Perhaps on this auspicious occasion, at the height of the Arab spring, and Israel’s increasingly difficult political situation it has to be said: Too often Middle East is portrayed as a black and white narrative of hollywood-esque proportions, a game of good vs evil that each side reframes and repackages to suit their bias. The truth however lies in fact this troubled neighbourhood is plagued by many shades of grey, with each opinion offering an element of truth, and an element of sweet illusion. Often I find that the most zealous voices are those of people who have never set foot in the holy land, whilst those who live the reality, lead the moderate voices of peace.
Sure Israel has changed me. There was a time, in the first few weeks, when my heart would open up to every beggar in the street, as I foraged my wallet for all the spare change I could find. Today I join the mass of people who nonchalantly pass them by, choosing to ignore, reasoning that they should get a job, and passing on the assumed responsibility of helping them onto the next stranger. There was a time that I would wait politely in line, whilst the onlookers who pushed in front of me, looked back and giggled at the ‘friar’ (‘loser’ in Hebrew), who clearly has no idea about Israeli society. I remember the days when seeing a wind-torn Israeli flag fluttering in the middle of the desert aroused all kinds of emotional nostalgia and reinforced my sense of purpose here. And how could I forget the tiring bus trips at night, when I would stay awake and rest my head on the window, gazing out to the lights of distant settlements and villages that dot the inland hills; an intense spiritual sense like that of my first visit to the Kotel.
Indeed, as my initial excitement turned to disillusionment, which in turn became a sort of rebellious-teenager apathy, I found myself increasingly sceptical and disconnected from the values that initially brought me here. Whilst now, I find myself in a consolidation of sorts – having sobered up both from the initial thrill this country offered and the mild disappointment that followed.
There was a time when my heart skipped a beat each time I would come across ancient Israelite ruins – and each time I gazed out across the Shfela, the coastal plane, and imagined the ancient wayfarers and merchants that traded spices between the Phoenician north and the Philistine south. There was a period when seeing an Israeli soldier on the train filled me with pride, and almost always led me to make conversation – as I took the role of the excited ‘oleh hadash’ teenager – both astonished and envious.

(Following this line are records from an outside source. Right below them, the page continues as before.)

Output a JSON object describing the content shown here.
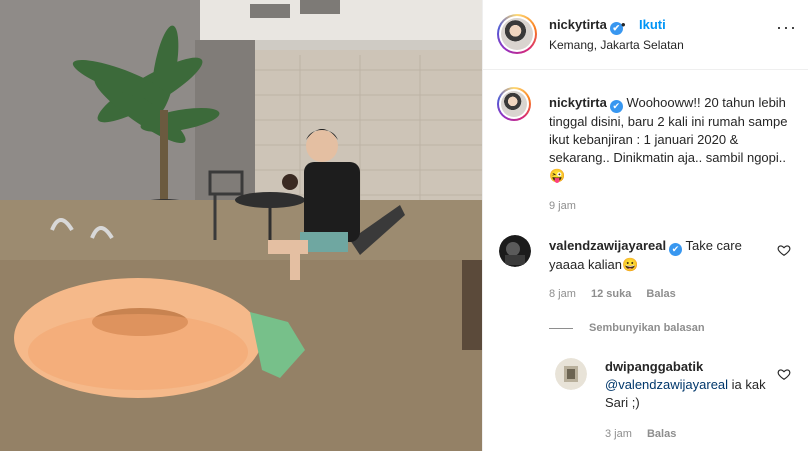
{
  "post": {
    "username": "nickytirta",
    "verified_mark": "✔",
    "separator": "•",
    "follow_label": "Ikuti",
    "location": "Kemang, Jakarta Selatan",
    "more_icon": "more-options-icon"
  },
  "caption": {
    "username": "nickytirta",
    "text": "Woohooww!! 20 tahun lebih tinggal disini, baru 2 kali ini rumah sampe ikut kebanjiran : 1 januari 2020 & sekarang.. Dinikmatin aja.. sambil ngopi.. 😜",
    "time": "9 jam"
  },
  "comments": [
    {
      "username": "valendzawijayareal",
      "text": "Take care yaaaa kalian😀",
      "time": "8 jam",
      "likes": "12 suka",
      "reply_label": "Balas"
    }
  ],
  "hide_replies_label": "Sembunyikan balasan",
  "replies": [
    {
      "username": "dwipanggabatik",
      "mention": "@valendzawijayareal",
      "text": " ia kak Sari ;)",
      "time": "3 jam",
      "reply_label": "Balas"
    }
  ],
  "colors": {
    "link_blue": "#0095f6",
    "verified_blue": "#3897f0",
    "secondary_text": "#8e8e8e",
    "primary_text": "#262626",
    "mention": "#00376b"
  }
}
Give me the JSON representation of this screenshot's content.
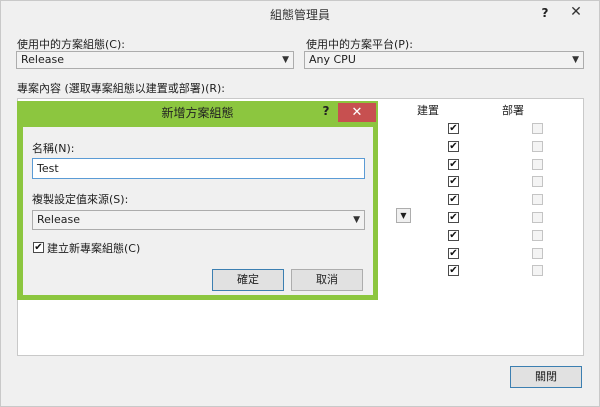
{
  "window": {
    "title": "組態管理員",
    "help_glyph": "?",
    "close_glyph": "✕"
  },
  "solution_config": {
    "label": "使用中的方案組態(C):",
    "value": "Release"
  },
  "solution_platform": {
    "label": "使用中的方案平台(P):",
    "value": "Any CPU"
  },
  "project_contexts": {
    "label": "專案內容 (選取專案組態以建置或部署)(R):",
    "columns": {
      "build": "建置",
      "deploy": "部署"
    },
    "rows": [
      {
        "build": true,
        "deploy": false
      },
      {
        "build": true,
        "deploy": false
      },
      {
        "build": true,
        "deploy": false
      },
      {
        "build": true,
        "deploy": false
      },
      {
        "build": true,
        "deploy": false
      },
      {
        "build": true,
        "deploy": false
      },
      {
        "build": true,
        "deploy": false
      },
      {
        "build": true,
        "deploy": false
      },
      {
        "build": true,
        "deploy": false
      }
    ]
  },
  "close_button": {
    "label": "關閉"
  },
  "dialog": {
    "title": "新增方案組態",
    "help_glyph": "?",
    "close_glyph": "✕",
    "name_label": "名稱(N):",
    "name_value": "Test",
    "copy_from_label": "複製設定值來源(S):",
    "copy_from_value": "Release",
    "create_new_label": "建立新專案組態(C)",
    "create_new_checked": true,
    "ok_label": "確定",
    "cancel_label": "取消"
  },
  "colors": {
    "dialog_frame": "#8cc63f",
    "close_red": "#c75050",
    "focus_blue": "#5b9bd5"
  }
}
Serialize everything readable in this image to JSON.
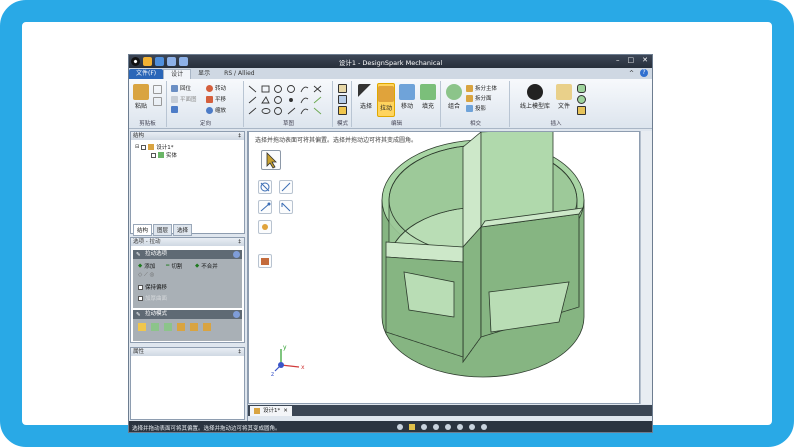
{
  "app": {
    "title": "设计1 - DesignSpark Mechanical",
    "window_controls": [
      "–",
      "□",
      "✕"
    ]
  },
  "menu": {
    "tabs": [
      "文件(F)",
      "设计",
      "显示",
      "RS / Allied"
    ],
    "right": [
      "^",
      "?"
    ]
  },
  "ribbon": {
    "clipboard": {
      "paste": "粘贴",
      "group": "剪贴板"
    },
    "orient": {
      "items": [
        "回位",
        "平面图",
        "转动",
        "平移",
        "缩放"
      ],
      "group": "定向"
    },
    "sketch": {
      "group": "草图"
    },
    "mode": {
      "group": "模式"
    },
    "edit": {
      "select": "选择",
      "pull": "拉动",
      "move": "移动",
      "fill": "填充",
      "group": "编辑"
    },
    "intersect": {
      "combine": "组合",
      "split_body": "拆分主体",
      "split_face": "拆分面",
      "project": "投影",
      "group": "相交"
    },
    "insert": {
      "online_library": "线上模型库",
      "file": "文件",
      "group": "插入"
    }
  },
  "structure_panel": {
    "title": "结构",
    "pin": "‡",
    "tree": [
      {
        "label": "设计1*"
      },
      {
        "label": "实体"
      }
    ],
    "tabs": [
      "结构",
      "图层",
      "选择"
    ]
  },
  "options_panel": {
    "title": "选项 - 拉动",
    "pin": "‡",
    "sections": [
      {
        "title": "拉动选项",
        "items": [
          "添加",
          "切割",
          "不合并",
          "保持偏移",
          "加厚曲面"
        ]
      },
      {
        "title": "拉动模式",
        "items": []
      }
    ]
  },
  "properties_panel": {
    "title": "属性",
    "pin": "‡"
  },
  "viewport": {
    "hint": "选择并拖动表面可将其偏置。选择并拖动边可将其变成圆角。",
    "axis_labels": {
      "x": "x",
      "y": "y",
      "z": "z"
    }
  },
  "document_tab": {
    "label": "设计1*",
    "close": "✕"
  },
  "statusbar": {
    "message": "选择并拖动表面可将其偏置。选择并拖动边可将其变成圆角。"
  },
  "colors": {
    "slide_border": "#29a9e6",
    "model_face": "#a8d5a4",
    "model_edge": "#2d3b2d",
    "model_shadow": "#6f9b6b",
    "status_bar": "#2b3440",
    "active_tool": "#ffd45e"
  }
}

Yet despite it all, I still feel that I belong here. A humid summer night in June comes to mind: we had just crossed back into Israel from Taba, Egypt, and although the surrounding mountains and the deep dark sea remained the same ominous mountains and sea, the distinct sense of anxiety, and foreignness that accompanied me through Egypt suddenly dispelled across the border. Sure the customs officers cursed in Hebrew, the taxi driver tried to rip us off a few extra shekels, and the size of the Israeli flag, flying white and blue, was no less impressive than her Egyptian counterpart over the border. But I felt at home, and I still do – and that is a feeling that is hard to come by.